Particolarmente faticosa è la vita delle famiglie (quasi impossibile il
ricongiungimento), delle donne sole, delle vittime di tortura, più vulnerabili
e bisognose di cure anche psichiatriche. E la burocrazia non perdona, così come
l’applicazione troppo rigida delle norme: l’ultimo caso è quello della Questura
di Roma che, come ha denunciato il direttore dei programmi del centro Astalli Bernardino
Guarino, «sta rifiutando il rinnovo dei permessi di soggiorno a quelli che
hanno una cosiddetta residenza virtuale presso gli Enti che sono autorizzati a
rilasciarla da una delibera del Comune di Roma (Centro Astalli, Casa dei
Diritti Sociali, S. Egidio, Caritas ed altri).

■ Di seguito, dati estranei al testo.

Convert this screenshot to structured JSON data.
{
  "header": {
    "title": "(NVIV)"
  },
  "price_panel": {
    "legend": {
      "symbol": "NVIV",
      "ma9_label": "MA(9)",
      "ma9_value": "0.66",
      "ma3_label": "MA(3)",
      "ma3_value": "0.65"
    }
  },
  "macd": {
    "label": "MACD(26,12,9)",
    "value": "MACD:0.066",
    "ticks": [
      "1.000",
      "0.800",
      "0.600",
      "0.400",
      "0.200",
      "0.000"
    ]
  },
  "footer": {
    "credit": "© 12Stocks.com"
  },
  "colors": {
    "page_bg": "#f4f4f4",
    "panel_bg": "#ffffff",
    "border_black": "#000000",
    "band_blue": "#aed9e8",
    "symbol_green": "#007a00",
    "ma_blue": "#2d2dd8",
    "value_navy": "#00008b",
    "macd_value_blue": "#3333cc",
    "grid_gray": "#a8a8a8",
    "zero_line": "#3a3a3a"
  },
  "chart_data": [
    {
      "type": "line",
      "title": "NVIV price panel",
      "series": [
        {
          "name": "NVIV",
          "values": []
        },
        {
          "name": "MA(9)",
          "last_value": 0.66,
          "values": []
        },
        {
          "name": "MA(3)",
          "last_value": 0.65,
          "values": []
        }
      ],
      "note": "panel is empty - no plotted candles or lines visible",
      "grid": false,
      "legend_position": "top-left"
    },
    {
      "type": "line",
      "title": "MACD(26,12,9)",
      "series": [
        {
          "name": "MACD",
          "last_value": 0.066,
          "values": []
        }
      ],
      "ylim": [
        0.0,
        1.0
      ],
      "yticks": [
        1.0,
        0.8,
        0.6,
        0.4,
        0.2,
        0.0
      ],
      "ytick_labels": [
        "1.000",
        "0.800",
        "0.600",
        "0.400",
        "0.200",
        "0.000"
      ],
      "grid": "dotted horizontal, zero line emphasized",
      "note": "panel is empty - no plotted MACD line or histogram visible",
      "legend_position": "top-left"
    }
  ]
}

I numeri del Centro Astalli
I numeri del lavoro del Centro Astalli sono impressionanti: 34mila
persone hanno avuto accesso ai servizi nelle sette sedi che esistono
in Italia, 21.100 a Roma. Le persone accolte nei centri di accoglienza sono 299
e quelle vittime di tortura o violenza che sono state accompagnate sono
state 556. I pasti distribuiti in un anno sono stati 91.550, 2.900.000 i costi
sostenuti. Tutto questo grazie a 446 i volontari e 49 operatori professionali.
Ma una cosa è chiara: un problema di queste dimensioni non può essere
affrontato dal Terzo settore da solo, né dalle sole amministrazioni. Serve un
lavoro di rete vero e costante, oltre che politiche adeguate e coraggiose
(Padre Ripamonti ne ha parlato nell’intervista rilasciata ieri a Reti Solidali)
Un lavoro che possa ridare speranza ai rifugiati, ma soprattutto a noi
stessi perché, secondo padre Ripamonti, «forse proprio i rifugiati potranno
restituirci quel volto umano che stiamo rischiando di perdere».